The British traitor and propagandist Lord Haw-Haw broadcast that Tobruk was now being held by “the sons of sheep herders…and were now surrounded… and caught like rats in a trap”. “These rats of Tobruk,” he infamously sneered, “Living like rats, they’ll die like rats”. The Diggers heard of this and quite liked the reference to Rats of Tobruk and they adopted the name for themselves as well as the motto “No Surrender”.
Despite these daily privations and deadly bombardments, the Rats found time to do what Aussies do anywhere, they went swimming. John Fleming was a dispatch rider with 9th Division Signals and was at Tobruk. He was quoted years later describing his swims during enemy bombardment as follows:
“…just as you go around Tobruk, going west, there was a nice beach. We used to [go] there to
have a swim and clean up. I remember being there when they come down and bombed the
harbour we were there swimming and we lay against the side. I remember the Stukas going
out over past us”.
The Siege of Tobruk lasted 241 days during which time some 3,000 Australian troops were killed or injured out of a total contingent of approx. 12,000. Tobruk was eventually relieved by the Allied 8th Army on the 27th of November 1941.

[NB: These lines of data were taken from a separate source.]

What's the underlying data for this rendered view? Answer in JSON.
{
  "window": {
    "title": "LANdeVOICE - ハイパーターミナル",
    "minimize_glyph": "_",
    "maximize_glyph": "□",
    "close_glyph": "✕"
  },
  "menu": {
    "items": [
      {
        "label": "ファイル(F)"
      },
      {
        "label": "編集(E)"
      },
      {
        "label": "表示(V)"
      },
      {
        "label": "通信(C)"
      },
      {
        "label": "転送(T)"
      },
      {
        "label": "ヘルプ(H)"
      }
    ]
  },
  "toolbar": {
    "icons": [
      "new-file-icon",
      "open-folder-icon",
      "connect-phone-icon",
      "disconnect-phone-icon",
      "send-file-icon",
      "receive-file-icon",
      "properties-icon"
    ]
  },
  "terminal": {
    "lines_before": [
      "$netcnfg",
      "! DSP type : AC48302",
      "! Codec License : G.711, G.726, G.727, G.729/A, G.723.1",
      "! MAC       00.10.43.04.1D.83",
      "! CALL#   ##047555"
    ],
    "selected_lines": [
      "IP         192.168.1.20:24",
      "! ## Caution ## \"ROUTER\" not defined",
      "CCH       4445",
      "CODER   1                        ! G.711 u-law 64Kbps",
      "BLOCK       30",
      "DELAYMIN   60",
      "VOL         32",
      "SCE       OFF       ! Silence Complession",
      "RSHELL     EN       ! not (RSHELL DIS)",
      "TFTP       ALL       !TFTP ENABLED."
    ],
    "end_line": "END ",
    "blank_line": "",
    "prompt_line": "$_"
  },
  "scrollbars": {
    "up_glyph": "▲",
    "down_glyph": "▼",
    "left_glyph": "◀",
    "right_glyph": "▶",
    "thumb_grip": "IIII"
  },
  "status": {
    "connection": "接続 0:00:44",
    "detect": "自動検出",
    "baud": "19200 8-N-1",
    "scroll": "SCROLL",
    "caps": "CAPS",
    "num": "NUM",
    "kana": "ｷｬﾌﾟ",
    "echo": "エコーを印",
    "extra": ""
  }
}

HB Patterson (son of Banjo) served as a Private with 20th Brigade HQ during the Siege of Tobruk. His poem called This Place They Call Tobruk includes the following lines about swimming:
Sometimes we go in swimming
And float about at ease
The water clear as crystal
And a nice clean salty breeze
When down comes blasted Hermann
And we have to sling our hook
We dive clean to the bottom in
This place they call TOBRUK.
LEST WE FORGET
In tribute to my Great Uncle Pte James Laural TRAUTWEILER (1916 – 1988) 2/11 Field Ambulance. Merchant Seaman and Rat of Tobruk.